TORONTO, ON--(Marketwired - December 05, 2013) - Global car sales re-accelerated in October, as a 33% surge in China drove overall volumes 9% above 2012 levels, according to the latest Scotiabank Global Auto Report.
"Profitability for the five largest auto manufacturers remains healthy, with gross margins at 10-year highs and net income consistently exceeding USD$50 billion per year since 2011," said Carlos Gomes, Scotiabank's Senior Economist and Auto Industry Specialist. "Profitability is highest in North America, but is improving in every region, including Western Europe, the only jurisdiction where the industry remains unprofitable."

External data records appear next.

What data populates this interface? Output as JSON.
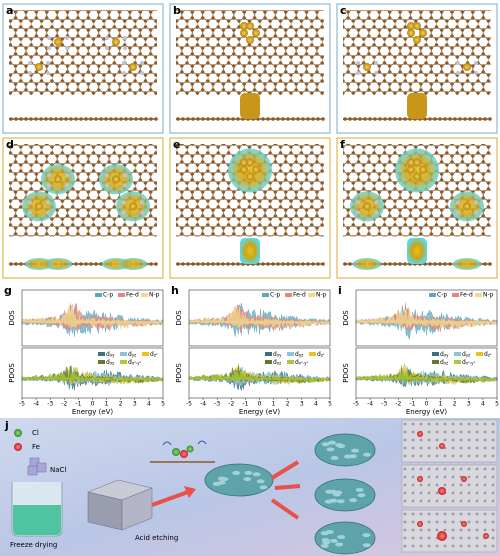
{
  "panel_labels": [
    "a",
    "b",
    "c",
    "d",
    "e",
    "f",
    "g",
    "h",
    "i",
    "j"
  ],
  "dos": {
    "y_label_top": "DOS",
    "y_label_bottom": "PDOS",
    "x_label": "Energy (eV)",
    "xlim": [
      -5,
      5
    ],
    "xticks": [
      -5,
      -4,
      -3,
      -2,
      -1,
      0,
      1,
      2,
      3,
      4,
      5
    ],
    "legend_top": [
      {
        "name": "C-p",
        "color": "#5aa9bf"
      },
      {
        "name": "Fe-d",
        "color": "#e8857a"
      },
      {
        "name": "N-p",
        "color": "#f3d98a"
      }
    ],
    "legend_bottom": [
      {
        "base": "d",
        "sub": "xy",
        "color": "#3d6f7e"
      },
      {
        "base": "d",
        "sub": "yz",
        "color": "#86c6de"
      },
      {
        "base": "d",
        "sub": "z²",
        "color": "#e8c21e"
      },
      {
        "base": "d",
        "sub": "xz",
        "color": "#5e7d2a"
      },
      {
        "base": "d",
        "sub": "x²-y²",
        "color": "#a9c93a"
      }
    ]
  },
  "synthesis": {
    "cl": "Cl",
    "fe": "Fe",
    "nacl": "NaCl",
    "freeze": "Freeze drying",
    "etch": "Acid etching"
  }
}
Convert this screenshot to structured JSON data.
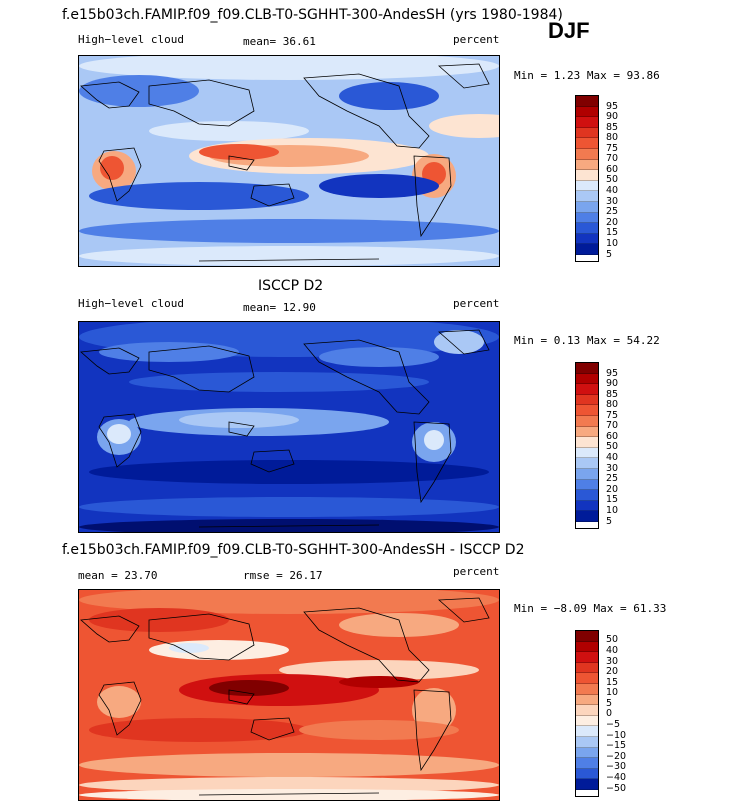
{
  "season": "DJF",
  "panels": [
    {
      "title": "f.e15b03ch.FAMIP.f09_f09.CLB-T0-SGHHT-300-AndesSH (yrs 1980-1984)",
      "left_label": "High−level cloud",
      "center_label": "mean=  36.61",
      "right_label": "percent",
      "minmax": "Min =   1.23 Max =  93.86",
      "colorbar_labels": [
        "95",
        "90",
        "85",
        "80",
        "75",
        "70",
        "60",
        "50",
        "40",
        "30",
        "25",
        "20",
        "15",
        "10",
        "5"
      ]
    },
    {
      "title": "ISCCP D2",
      "left_label": "High−level cloud",
      "center_label": "mean=  12.90",
      "right_label": "percent",
      "minmax": "Min =   0.13 Max =  54.22",
      "colorbar_labels": [
        "95",
        "90",
        "85",
        "80",
        "75",
        "70",
        "60",
        "50",
        "40",
        "30",
        "25",
        "20",
        "15",
        "10",
        "5"
      ]
    },
    {
      "title": "f.e15b03ch.FAMIP.f09_f09.CLB-T0-SGHHT-300-AndesSH - ISCCP D2",
      "left_label": "mean =  23.70",
      "center_label": "rmse =  26.17",
      "right_label": "percent",
      "minmax": "Min =  −8.09 Max =  61.33",
      "colorbar_labels": [
        "50",
        "40",
        "30",
        "20",
        "15",
        "10",
        "5",
        "0",
        "−5",
        "−10",
        "−15",
        "−20",
        "−30",
        "−40",
        "−50"
      ]
    }
  ],
  "colors": {
    "abs_scale": [
      "#800000",
      "#b00000",
      "#d01010",
      "#e03520",
      "#ee5533",
      "#f27a50",
      "#f7a980",
      "#fde4d2",
      "#dbe9fb",
      "#aac8f5",
      "#7aa5ee",
      "#4f7fe6",
      "#2a58d6",
      "#1234bf",
      "#001b99",
      "#000f70"
    ],
    "diff_scale": [
      "#800000",
      "#b00000",
      "#d01010",
      "#e03520",
      "#ee5533",
      "#f27a50",
      "#f7a980",
      "#fcd5bd",
      "#fdeee2",
      "#dbe9fb",
      "#aac8f5",
      "#7aa5ee",
      "#4f7fe6",
      "#2a58d6",
      "#1234bf",
      "#001b99"
    ]
  }
}
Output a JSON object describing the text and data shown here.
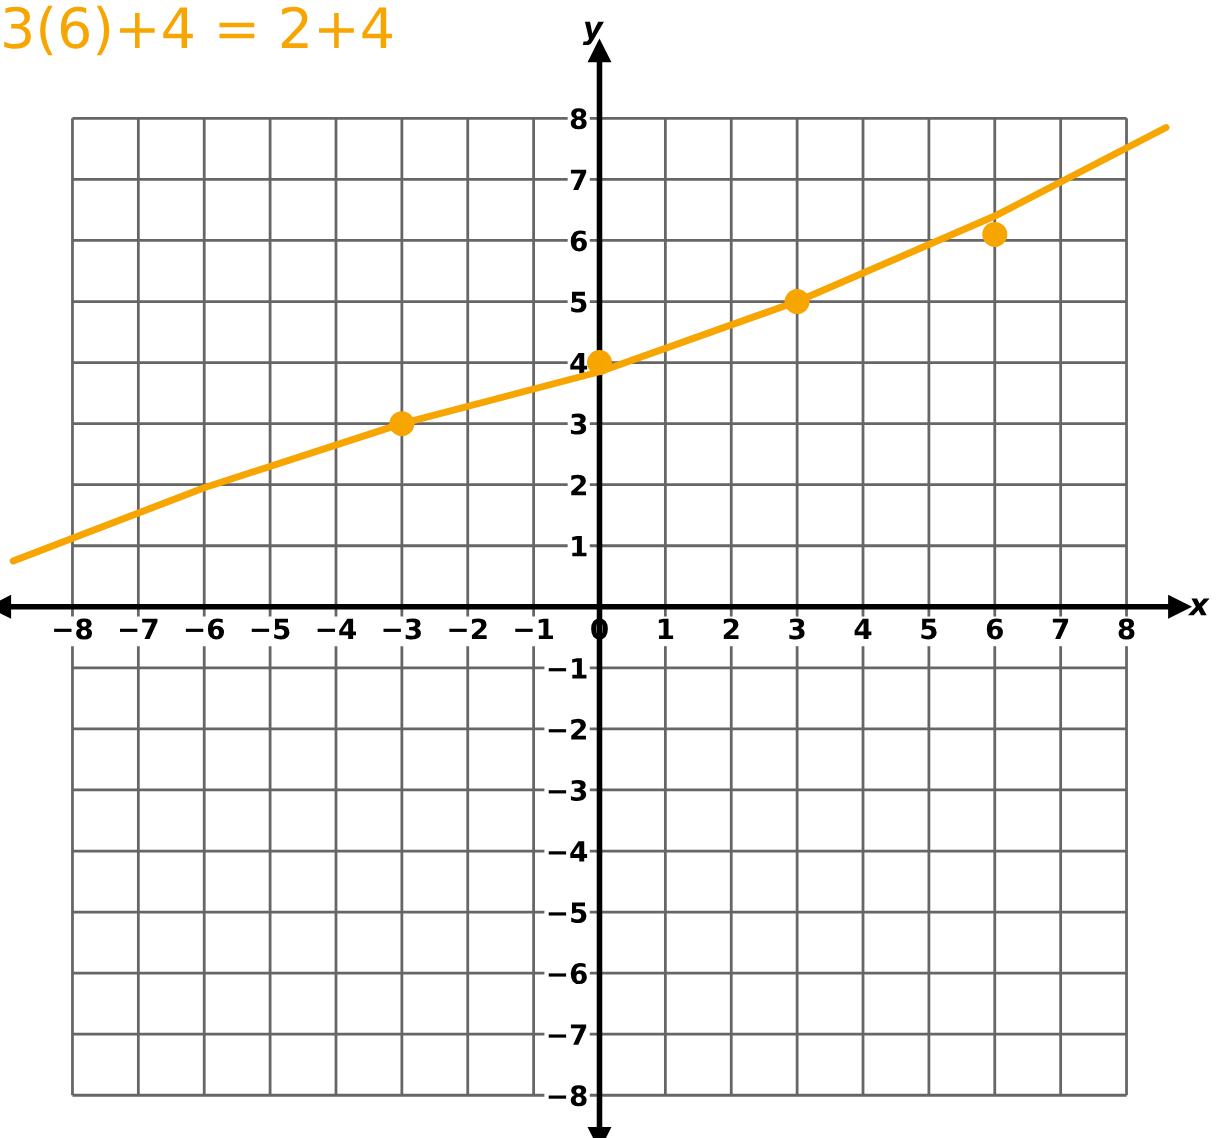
{
  "chart_data": {
    "type": "line",
    "xlabel": "x",
    "ylabel": "y",
    "annotations": [
      "3(6)+4 = 2+4"
    ],
    "xlim": [
      -9.1,
      8.8
    ],
    "ylim": [
      -8.7,
      9.1
    ],
    "xticks": [
      {
        "value": -8,
        "label": "−8"
      },
      {
        "value": -7,
        "label": "−7"
      },
      {
        "value": -6,
        "label": "−6"
      },
      {
        "value": -5,
        "label": "−5"
      },
      {
        "value": -4,
        "label": "−4"
      },
      {
        "value": -3,
        "label": "−3"
      },
      {
        "value": -2,
        "label": "−2"
      },
      {
        "value": -1,
        "label": "−1"
      },
      0,
      1,
      2,
      3,
      4,
      5,
      6,
      7,
      8
    ],
    "yticks": [
      {
        "value": -8,
        "label": "−8"
      },
      {
        "value": -7,
        "label": "−7"
      },
      {
        "value": -6,
        "label": "−6"
      },
      {
        "value": -5,
        "label": "−5"
      },
      {
        "value": -4,
        "label": "−4"
      },
      {
        "value": -3,
        "label": "−3"
      },
      {
        "value": -2,
        "label": "−2"
      },
      {
        "value": -1,
        "label": "−1"
      },
      {
        "value": 0,
        "label": null
      },
      1,
      2,
      3,
      4,
      5,
      6,
      7,
      8
    ],
    "grid": true,
    "series": [
      {
        "type": "line",
        "color": "#f7a500",
        "x": [
          -8.9,
          -6,
          -3,
          0,
          3,
          6,
          8.6
        ],
        "values": [
          0.75,
          1.95,
          3.0,
          3.85,
          5.0,
          6.4,
          7.85
        ]
      },
      {
        "type": "scatter",
        "color": "#f7a500",
        "marker": "circle",
        "x": [
          -3,
          0,
          3,
          6
        ],
        "values": [
          3,
          4,
          5,
          6.1
        ]
      }
    ]
  }
}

Highlights in the report include:
- In Canada, November sales set a fifth consecutive monthly record. Car and light truck purchases rose 6.5% above a year earlier, keeping volumes above an annualized 1.8 million units for the second consecutive month, and well above the January-September average of 1.735 million.
- Investment by the global auto sector now exceeds 5% of overall sales, the highest level since 2005 and a significant improvement from only 3.6% in 2010, when the global economic expansion was just getting underway.
- While automakers have started to close plants in Western Europe, they continue to ramp up their capital expenditures in other regions -- especially in the rapidly-growing emerging markets of Asia and Latin America.